Großbritannien plant, sein Stromnetz bis 2030 zu dekarbonisieren. Zwar hat die regierende Labour-Partei kürzlich ihre nuklearen Ambitionen wieder aufleben lassen, um mehr Kernkraft in England und Wales zuzulassen. Allerdings können solche Anlagen nicht so schnell gebaut werden, sodass das Land vorerst noch auf erneuerbare Energien angewiesen ist.

Hinzu kommt, dass im Vereinigten Königreich ein Verbot für Fracking gilt. Ferner hat die Labour-Regierung angekündigt, keine neuen Öl- und Gaslizenzen zu vergeben.

Was das Risiko für das Vereinigte Königreich betrifft, so hängt es laut Mayer davon ab, wie lange es dauert, bis die Regierung akzeptiert, dass ihre Dekarbonisierungspläne für 2030 „nicht funktionieren werden“.

Dies gilt insbesondere nach dem jüngsten Rückzug des dänischen Energieunternehmens Orsted, dem weltweit größten Entwickler von Windkraftanlagen auf dem Meer. Orsted hat sein Investitionsprogramm für 2030 um 25 Prozent gekürzt, wie das Unternehmen am 5. Februar mitteilte. Gleichzeitig kämpft die Branche mit steigenden Kosten und Problemen in der Lieferkette.

Mayer erklärte: „In den nächsten zehn Jahren haben wir keine vernünftige, erschwingliche Alternative zur fortgesetzten Abhängigkeit von Gaskraftwerken für die Grundlast und als Reserve, und es wäre äußerst unklug, den Zugang zu unseren eigenen Versorgungsquellen einzuschränken.“

Er fügte hinzu, dass die Gasversorgung als Nächstes dran sein könnte. „Wenn Norwegen dann die [Unterwasser-Gasleitung nach Großbritannien] aus irgendeinem Grund schließt, werden Alternativen wie LNG [Flüssigerdgas] sowohl unzureichend als auch extrem teuer sein. Wunschträume können sich schnell in Albträume über die Lebenshaltungskosten verwandeln.“

Wasserkraft bietet keine Lösung

In Norwegen stammt 90 Prozent des erzeugten Stroms aus Wasserkraft. Mit fast 50 Prozent der europäischen Speicherkapazität ist es Europas größte erneuerbare Speicheranlage. Die norwegische Wasserkraft bietet jedoch keine einfache Lösung für die Probleme, die sich aus der gemeinsamen Nutzung von Strom in Europa ergeben.
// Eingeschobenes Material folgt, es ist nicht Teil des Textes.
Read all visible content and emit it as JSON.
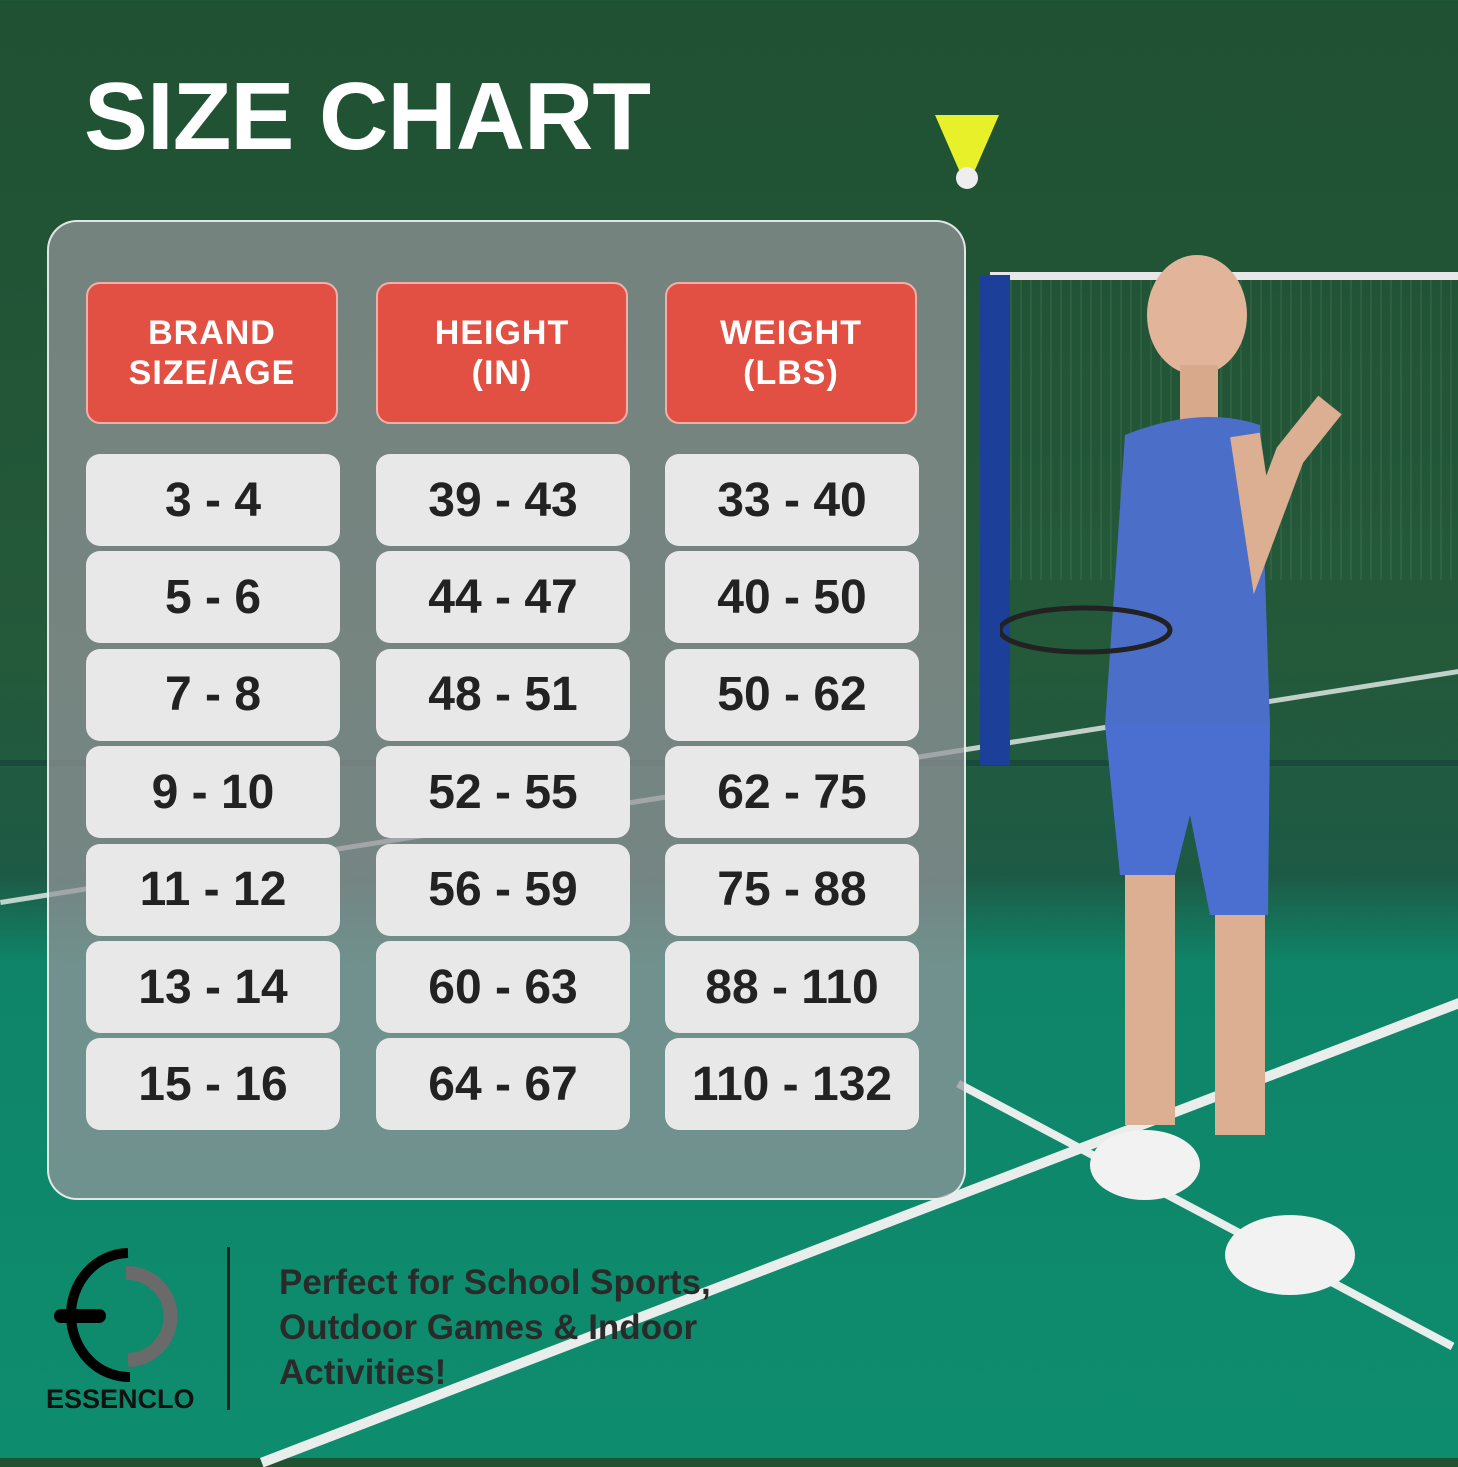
{
  "title": "SIZE CHART",
  "headers": [
    "BRAND\nSIZE/AGE",
    "HEIGHT\n(IN)",
    "WEIGHT\n(LBS)"
  ],
  "rows": [
    [
      "3 - 4",
      "39 - 43",
      "33 - 40"
    ],
    [
      "5 - 6",
      "44 - 47",
      "40 - 50"
    ],
    [
      "7 - 8",
      "48 - 51",
      "50 - 62"
    ],
    [
      "9 - 10",
      "52 - 55",
      "62 - 75"
    ],
    [
      "11 - 12",
      "56 - 59",
      "75 - 88"
    ],
    [
      "13 - 14",
      "60 - 63",
      "88 - 110"
    ],
    [
      "15 - 16",
      "64 - 67",
      "110 - 132"
    ]
  ],
  "brand": {
    "name": "ESSENCLO"
  },
  "tagline": "Perfect for School Sports,\nOutdoor Games & Indoor\nActivities!",
  "colors": {
    "header": "#e25043",
    "cell": "#e8e8e8",
    "wall": "#1f5132",
    "court": "#0e8d6e"
  }
}
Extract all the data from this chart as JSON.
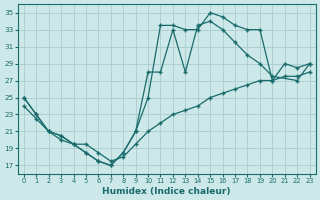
{
  "xlabel": "Humidex (Indice chaleur)",
  "bg_color": "#cce8e8",
  "line_color": "#1a6b6b",
  "grid_color": "#aacccc",
  "xlim": [
    -0.5,
    23.5
  ],
  "ylim": [
    16.0,
    36.0
  ],
  "yticks": [
    17,
    19,
    21,
    23,
    25,
    27,
    29,
    31,
    33,
    35
  ],
  "xticks": [
    0,
    1,
    2,
    3,
    4,
    5,
    6,
    7,
    8,
    9,
    10,
    11,
    12,
    13,
    14,
    15,
    16,
    17,
    18,
    19,
    20,
    21,
    22,
    23
  ],
  "line1_x": [
    0,
    1,
    2,
    3,
    4,
    5,
    6,
    7,
    8,
    9,
    10,
    11,
    12,
    13,
    14,
    15,
    16,
    17,
    18,
    19,
    20,
    21,
    22,
    23
  ],
  "line1_y": [
    25,
    23,
    21,
    20.5,
    19.5,
    18.5,
    17.5,
    17,
    18.5,
    21,
    25,
    33.5,
    33.5,
    33,
    33,
    35,
    34.5,
    33.5,
    33,
    33,
    27,
    29,
    28.5,
    29
  ],
  "line2_x": [
    0,
    1,
    2,
    3,
    4,
    5,
    6,
    7,
    8,
    9,
    10,
    11,
    12,
    13,
    14,
    15,
    16,
    17,
    18,
    19,
    20,
    22,
    23
  ],
  "line2_y": [
    25,
    23,
    21,
    20.5,
    19.5,
    18.5,
    17.5,
    17,
    18.5,
    21,
    28,
    28,
    33,
    28,
    33.5,
    34,
    33,
    31.5,
    30,
    29,
    27.5,
    27,
    29
  ],
  "line3_x": [
    0,
    1,
    2,
    3,
    4,
    5,
    6,
    7,
    8,
    9,
    10,
    11,
    12,
    13,
    14,
    15,
    16,
    17,
    18,
    19,
    20,
    21,
    22,
    23
  ],
  "line3_y": [
    24,
    22.5,
    21,
    20,
    19.5,
    19.5,
    18.5,
    17.5,
    18,
    19.5,
    21,
    22,
    23,
    23.5,
    24,
    25,
    25.5,
    26,
    26.5,
    27,
    27,
    27.5,
    27.5,
    28
  ]
}
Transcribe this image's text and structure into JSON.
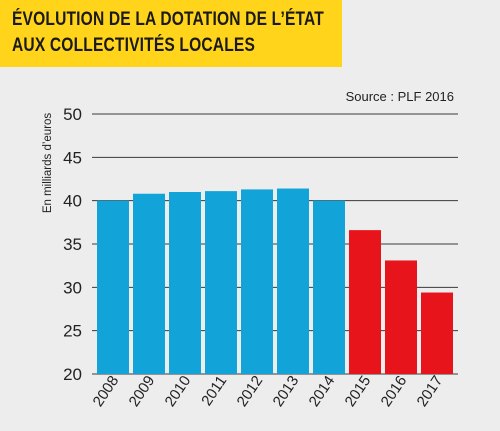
{
  "chart_data": {
    "type": "bar",
    "title_lines": [
      "ÉVOLUTION DE LA DOTATION DE L’ÉTAT",
      "AUX COLLECTIVITÉS LOCALES"
    ],
    "source": "Source : PLF 2016",
    "ylabel": "En milliards d’euros",
    "xlabel": "",
    "categories": [
      "2008",
      "2009",
      "2010",
      "2011",
      "2012",
      "2013",
      "2014",
      "2015",
      "2016",
      "2017"
    ],
    "values": [
      40.0,
      40.8,
      41.0,
      41.1,
      41.3,
      41.4,
      40.0,
      36.6,
      33.1,
      29.4
    ],
    "bar_colors": [
      "#12a3d8",
      "#12a3d8",
      "#12a3d8",
      "#12a3d8",
      "#12a3d8",
      "#12a3d8",
      "#12a3d8",
      "#e8141b",
      "#e8141b",
      "#e8141b"
    ],
    "ylim": [
      20,
      50
    ],
    "yticks": [
      20,
      25,
      30,
      35,
      40,
      45,
      50
    ],
    "grid": true,
    "title_background": "#ffd41a",
    "gridline_color": "#3a3a3a"
  }
}
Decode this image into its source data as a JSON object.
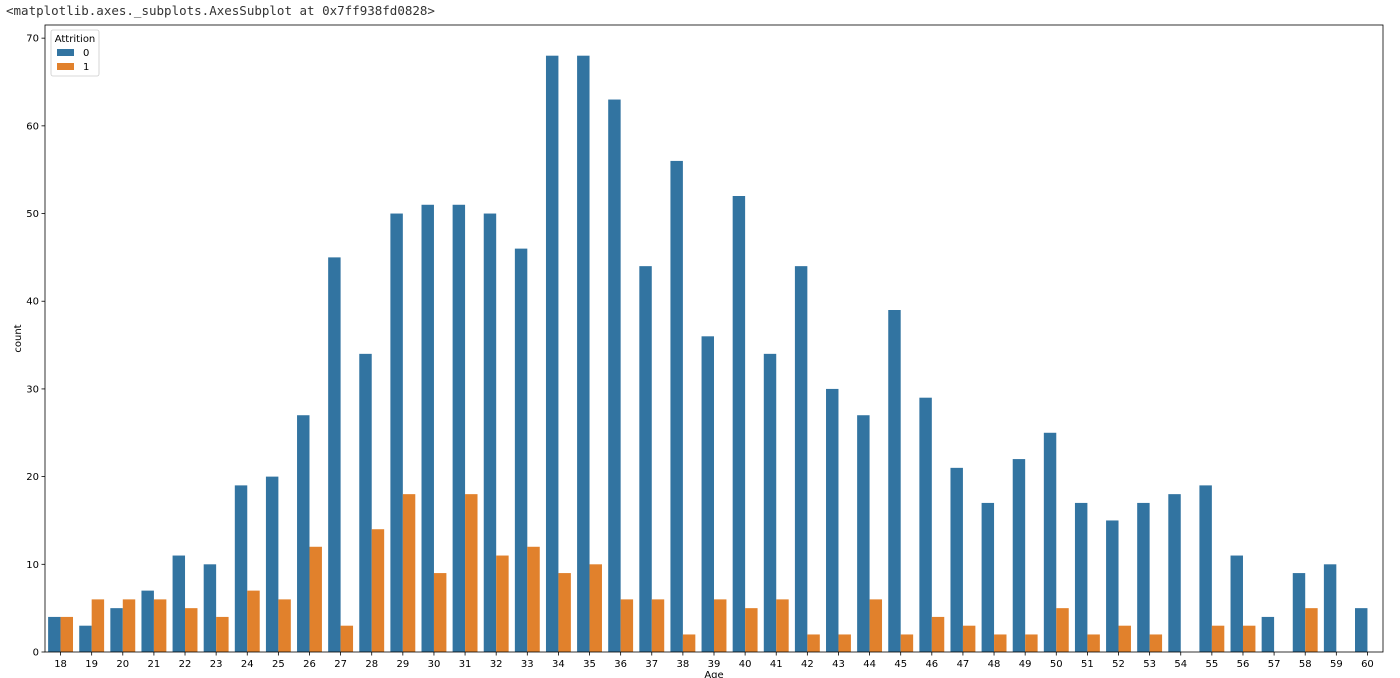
{
  "output_repr": "<matplotlib.axes._subplots.AxesSubplot at 0x7ff938fd0828>",
  "chart_data": {
    "type": "bar",
    "title": "",
    "xlabel": "Age",
    "ylabel": "count",
    "ylim": [
      0,
      71.5
    ],
    "yticks": [
      0,
      10,
      20,
      30,
      40,
      50,
      60,
      70
    ],
    "grid": false,
    "legend": {
      "title": "Attrition",
      "placement": "top-left"
    },
    "categories": [
      "18",
      "19",
      "20",
      "21",
      "22",
      "23",
      "24",
      "25",
      "26",
      "27",
      "28",
      "29",
      "30",
      "31",
      "32",
      "33",
      "34",
      "35",
      "36",
      "37",
      "38",
      "39",
      "40",
      "41",
      "42",
      "43",
      "44",
      "45",
      "46",
      "47",
      "48",
      "49",
      "50",
      "51",
      "52",
      "53",
      "54",
      "55",
      "56",
      "57",
      "58",
      "59",
      "60"
    ],
    "series": [
      {
        "name": "0",
        "color": "#3274a1",
        "values": [
          4,
          3,
          5,
          7,
          11,
          10,
          19,
          20,
          27,
          45,
          34,
          50,
          51,
          51,
          50,
          46,
          68,
          68,
          63,
          44,
          56,
          36,
          52,
          34,
          44,
          30,
          27,
          39,
          29,
          21,
          17,
          22,
          25,
          17,
          15,
          17,
          18,
          19,
          11,
          4,
          9,
          10,
          5
        ]
      },
      {
        "name": "1",
        "color": "#e1812c",
        "values": [
          4,
          6,
          6,
          6,
          5,
          4,
          7,
          6,
          12,
          3,
          14,
          18,
          9,
          18,
          11,
          12,
          9,
          10,
          6,
          6,
          2,
          6,
          5,
          6,
          2,
          2,
          6,
          2,
          4,
          3,
          2,
          2,
          5,
          2,
          3,
          2,
          0,
          3,
          3,
          0,
          5,
          0,
          0
        ]
      }
    ]
  }
}
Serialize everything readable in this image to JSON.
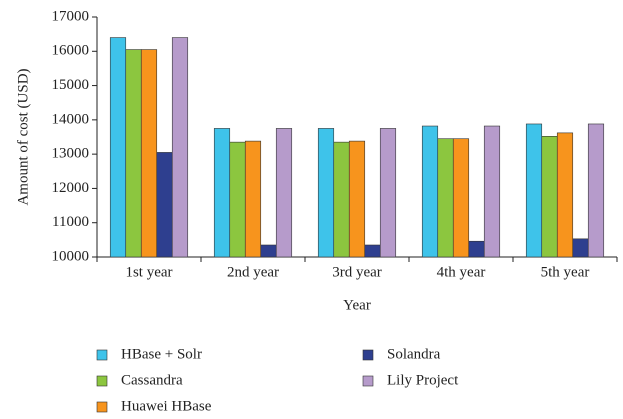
{
  "chart_data": {
    "type": "bar",
    "x_label": "Year",
    "y_label": "Amount of cost (USD)",
    "categories": [
      "1st year",
      "2nd year",
      "3rd year",
      "4th year",
      "5th year"
    ],
    "series": [
      {
        "name": "HBase + Solr",
        "color": "#3ec3ea",
        "values": [
          16400,
          13750,
          13750,
          13820,
          13880
        ]
      },
      {
        "name": "Cassandra",
        "color": "#8cc63f",
        "values": [
          16050,
          13350,
          13350,
          13450,
          13520
        ]
      },
      {
        "name": "Huawei HBase",
        "color": "#f7941d",
        "values": [
          16050,
          13380,
          13380,
          13450,
          13620
        ]
      },
      {
        "name": "Solandra",
        "color": "#2e3f8f",
        "values": [
          13050,
          10350,
          10350,
          10460,
          10530
        ]
      },
      {
        "name": "Lily Project",
        "color": "#b69bcb",
        "values": [
          16400,
          13750,
          13750,
          13820,
          13880
        ]
      }
    ],
    "ylim": [
      10000,
      17000
    ],
    "yticks": [
      10000,
      11000,
      12000,
      13000,
      14000,
      15000,
      16000,
      17000
    ],
    "grid": false
  }
}
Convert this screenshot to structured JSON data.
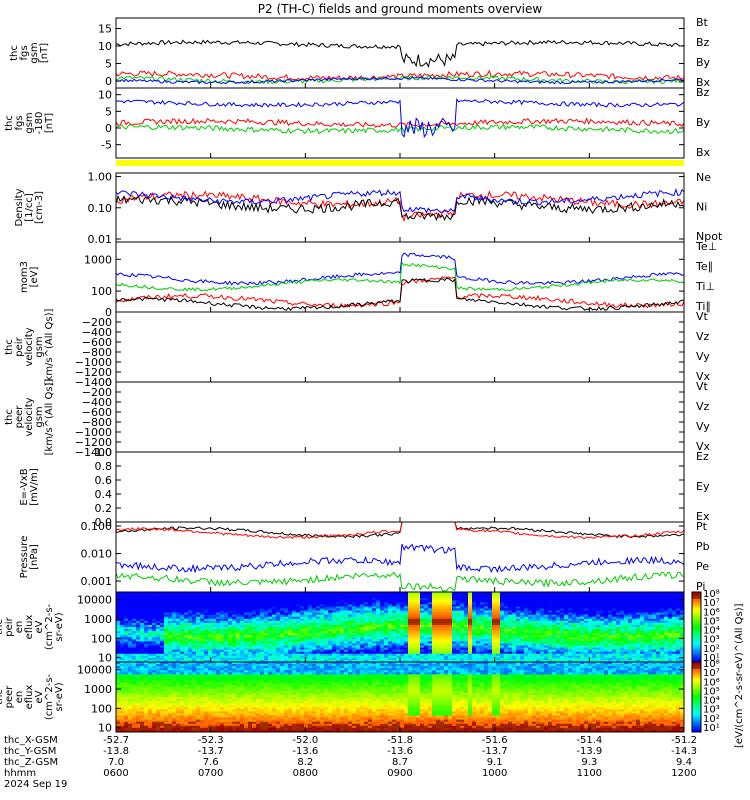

Kathryn Porter, Energieberaterin beim Beratungsunternehmen Watt-Logic, erklärte gegenüber der Epoch Times, dass es dem berühmten nordischen Wasserkraftsystem an Pumpleistung mangelt. „Wenn das Wasser einmal aufgebraucht ist, ist es weg“, sagte sie.

Ebenso erklärte Porter, dass der grenzüberschreitende Handel auf kurzfristigen Preisunterschieden basiert, die den Wert von Wasser als knappes Gut erst dann berücksichtigen, wenn es fast aufgebraucht ist. „Plötzlich werden die Preise in die Höhe schießen, aber dann ist es zu spät, das Wasser ist bereits knapp.“

Manche sagen, Norwegen könne einfach Strom importieren, um den Wasserverbrauch auszugleichen. Laut Porter importiert Norwegen aber nur selten Strom. Wenn doch, dann in der Regel nachts bei geringer Nachfrage.

„Wenn das Wasser einmal weg ist, müssen sie auf Regen oder Schneeschmelze warten, um es wieder aufzufüllen – was völlig außerhalb ihrer Kontrolle liegt.“ Sie sagte, die Preise wären extrem hoch, wenn Norwegen zu diesem Zeitpunkt Strom importieren müsste.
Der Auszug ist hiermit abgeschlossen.